Tantas preguntas y ninguna respuesta por hoy. Su cabeza estaba extrañamente confusa. Salió a caminar, y a recolectar fruta para el desayuno. Afortunadamente las hadas y él compartían el gusto por los alimentos que ofrecía el bosque.
Volvió con unas manzanas rojas muy bonitas y grandes y muchas nueces. Después de dejarlas sobre una bandeja, y de asegurarse de que el hada siguiera durmiendo, se sentó en su tronco, mientras el viento le susurraba que la noche estaría cálida y tranquila.
Pero su corazón no estaba tranquilo. Algo presentía.
Cuando llegó a vivir a ese bosque, tuvo que enfrentarse con un espíritu malicioso: un troll, que le dio una feroz batalla. Jamás podría olvidar el infinito terror que sacudió cada una de sus células cuando ese ente lo atacó con tanta furia, que le quebró dos costillas y la pierna izquierda. Pero su fuerza interior y algunos conjuros que se atrevió a usar juntos, lograron derrotarlo, pero no destruirlo. Una amenaza quedó implícita en el aire, y en su interior.
No supo cómo el nuevo amanecer llegó, acompañado del trinar de las aves y del ruido del agua que se dirigía veloz a encontrarse con el mar.
Unas pequeñas manos acariciaron su pelo, con tanta sutileza, que su corazón saltó de emoción.
—Buenos días mago, ¿cómo estás?
—Buenos días hada, muy cansado. No dormí nada, ¿y tú?
—Muy bien. Mi ala está sana y fuerte, muchas gracias.
—Me alegro escucharlo, —dijo genuinamente feliz. Pero su mirada se entristeció cuando preguntó, —¿te vas a ir?
—¿Por qué me preguntas eso? ¿Acaso no es este mi lugar, aquí, junto a ti?
—Lo es, —contestó con una mirada que derramaba esperanza.
Lo tomó sutilmente, y lo sentó en su regazo. Acarició sus labios, sin dejar de mirarlos.
—Hazlo, —dijo el hada, susurrando y cerrando sus ojos.
Y el mago se perdió en su boca, aferrándose a ella con todas las fuerzas de su corazón. Descubrió un universo nuevo, uno lleno de colores, uno que exponía todos sus miedos y su vida marchita... Besos que unieron sus piezas, que sepultaron un pasado de sombras. Lo besaba con el ímpetu de saberlo suyo, de que era la parte que faltaba en su historia, mientras sus manos apretaban con fuerza la pequeña y definida cintura y conocían los caminos delicados que se formaban en su espalda.
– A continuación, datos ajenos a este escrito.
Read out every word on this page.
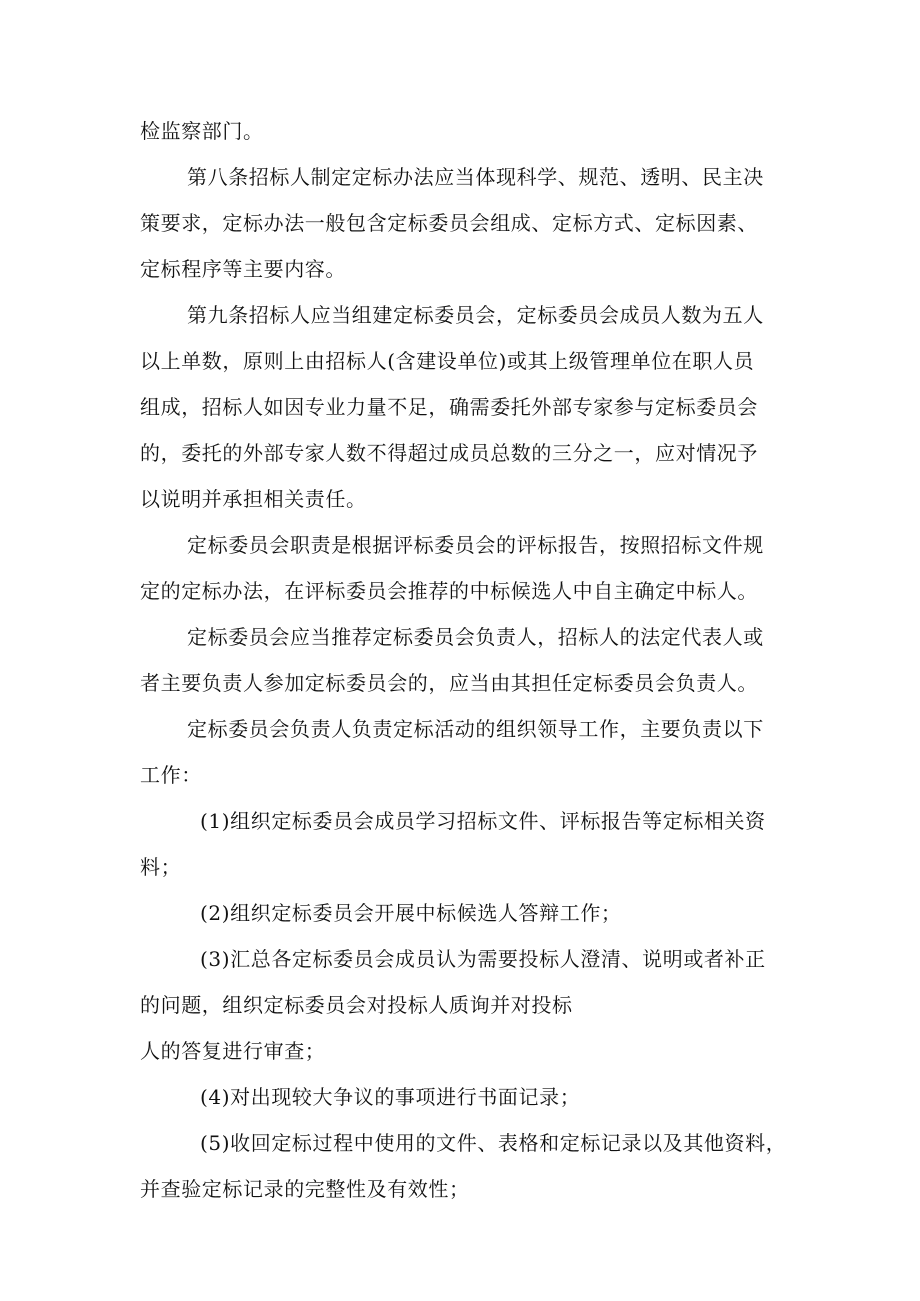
检监察部门。
第八条招标人制定定标办法应当体现科学、规范、透明、民主决
策要求，定标办法一般包含定标委员会组成、定标方式、定标因素、
定标程序等主要内容。
第九条招标人应当组建定标委员会，定标委员会成员人数为五人
以上单数，原则上由招标人(含建设单位)或其上级管理单位在职人员
组成，招标人如因专业力量不足，确需委托外部专家参与定标委员会
的，委托的外部专家人数不得超过成员总数的三分之一，应对情况予
以说明并承担相关责任。
定标委员会职责是根据评标委员会的评标报告，按照招标文件规
定的定标办法，在评标委员会推荐的中标候选人中自主确定中标人。
定标委员会应当推荐定标委员会负责人，招标人的法定代表人或
者主要负责人参加定标委员会的，应当由其担任定标委员会负责人。
定标委员会负责人负责定标活动的组织领导工作，主要负责以下
工作：
(1)组织定标委员会成员学习招标文件、评标报告等定标相关资
料；
(2)组织定标委员会开展中标候选人答辩工作；
(3)汇总各定标委员会成员认为需要投标人澄清、说明或者补正
的问题，组织定标委员会对投标人质询并对投标
人的答复进行审查；
(4)对出现较大争议的事项进行书面记录；
(5)收回定标过程中使用的文件、表格和定标记录以及其他资料，
并查验定标记录的完整性及有效性；
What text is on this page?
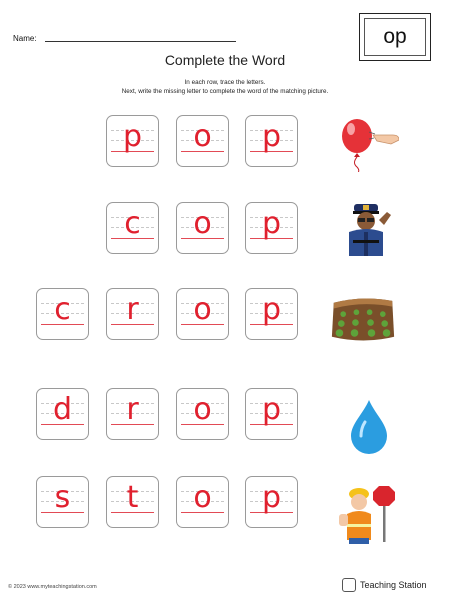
Name:	op
Complete the Word
In each row, trace the letters.
Next, write the missing letter to complete the word of the matching picture.
p	o	p
c	o	p
c	r	o	p
d	r	o	p
s	t	o	p
© 2023 www.myteachingstation.com	Teaching Station
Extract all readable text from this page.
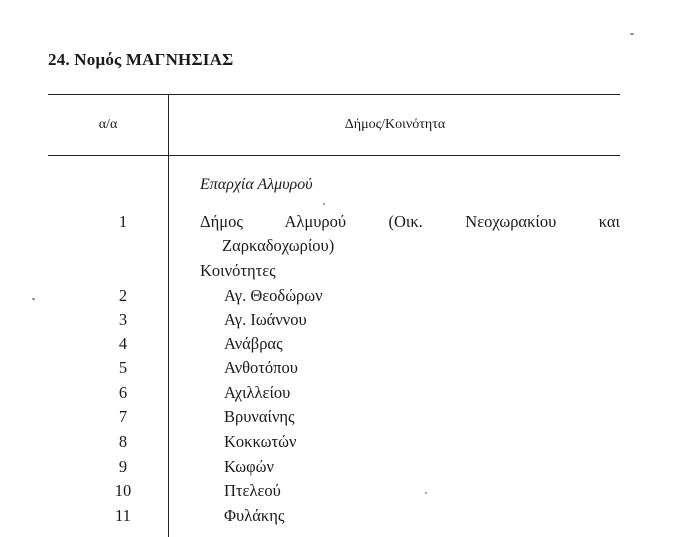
24. Νομός ΜΑΓΝΗΣΙΑΣ
α/α	Δήμος/Κοινότητα
Επαρχία Αλμυρού
1	Δήμος Αλμυρού (Οικ. Νεοχωρακίου και
Ζαρκαδοχωρίου)
Κοινότητες
2	Αγ. Θεοδώρων
3	Αγ. Ιωάννου
4	Ανάβρας
5	Ανθοτόπου
6	Αχιλλείου
7	Βρυναίνης
8	Κοκκωτών
9	Κωφών
10	Πτελεού
11	Φυλάκης
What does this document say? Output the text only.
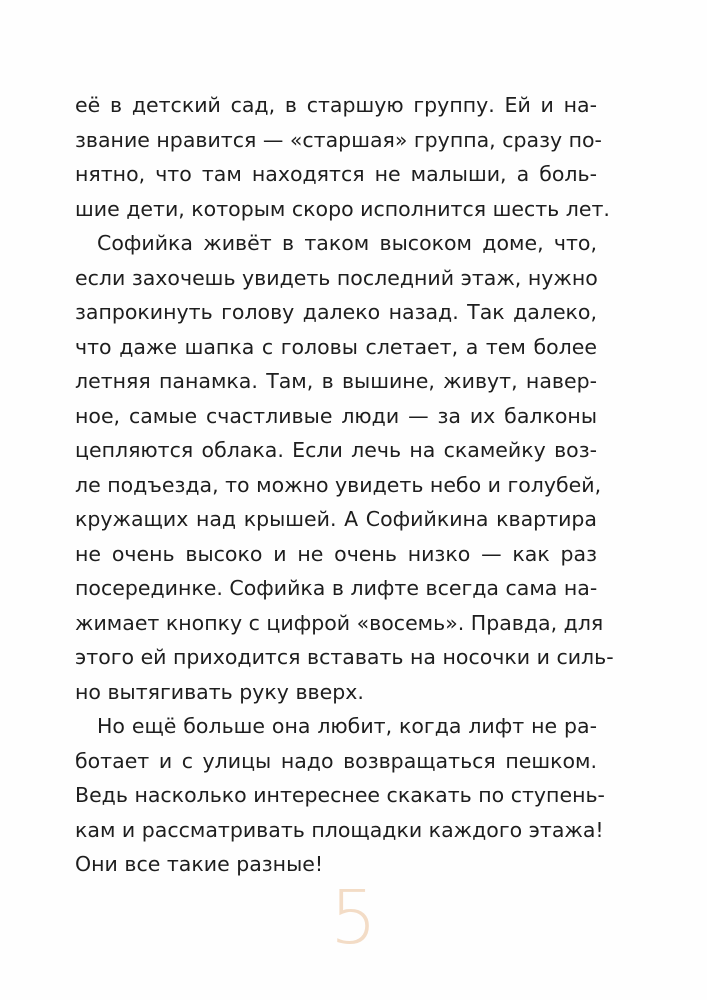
её в детский сад, в старшую группу. Ей и на-
звание нравится — «старшая» группа, сразу по-
нятно, что там находятся не малыши, а боль-
шие дети, которым скоро исполнится шесть лет.
Софийка живёт в таком высоком доме, что,
если захочешь увидеть последний этаж, нужно
запрокинуть голову далеко назад. Так далеко,
что даже шапка с головы слетает, а тем более
летняя панамка. Там, в вышине, живут, навер-
ное, самые счастливые люди — за их балконы
цепляются облака. Если лечь на скамейку воз-
ле подъезда, то можно увидеть небо и голубей,
кружащих над крышей. А Софийкина квартира
не очень высоко и не очень низко — как раз
посерединке. Софийка в лифте всегда сама на-
жимает кнопку с цифрой «восемь». Правда, для
этого ей приходится вставать на носочки и силь-
но вытягивать руку вверх.
Но ещё больше она любит, когда лифт не ра-
ботает и с улицы надо возвращаться пешком.
Ведь насколько интереснее скакать по ступень-
кам и рассматривать площадки каждого этажа!
Они все такие разные!
5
El bosque había enmudecido, mientras el viento se detenía a observarlos y el cielo se despejaba para iluminarlos. Los árboles se formaron para presentar sus respetos a los amantes, y las flores fabricaron sus mejores ejemplares. Las más bellas y grandes rosas competían con impactantes girasoles y fragantes lavandas.
—Te he esperado por tanto tiempo, que tengo miedo de que te evapores, —dijo el mago.
—Eres tan dulce como en mis sueños. Estoy aquí por ti, para ti, —contestó el hada.
Besos, muchos besos. Eran la mejor manera de conocerse. Muchísimos besos.
—Quiero saber por qué te desterraron, ¿qué hiciste?
Louis rió con ganas, en tanto envolvía sus brazos en el cuello de Harry.
—Soy el primer hada masculino en 128 años. Querían que me uniera con un hada femenina que tenía virtudes de hechicera y que la fecundara a través de mi magia, para dar más poder a mi tribu. Pero desde que tuve conciencia, sé que nací para estar contigo. Por eso me he guardado para ti. No ha habido noche en que tus bellos ojos no me hicieran compañía o que tus brazos dejaran de darme calor en mis sueños. Eres mi destino, eres mi compañero y mi perdición.
Al escuchar esa última palabra, el pecho de Harry se apretó dolorosamente. Pero prefirió ignorarlo. No había espacio para preocupaciones en ese momento, sólo para volver a perderse en la suavidad del cuello de su hada y abandonarse en el dulce aroma de su piel. Besarse se volvió tan imprescindible como respirar, y sentir el cuerpo del otro naufragar bajo sus manos en la luz vital de sus existencias.
Tenían la necesidad de entregarse, pero esperarían a la próxima luna llena, para dar pie a un nuevo ritual, creado por ellos y para ellos.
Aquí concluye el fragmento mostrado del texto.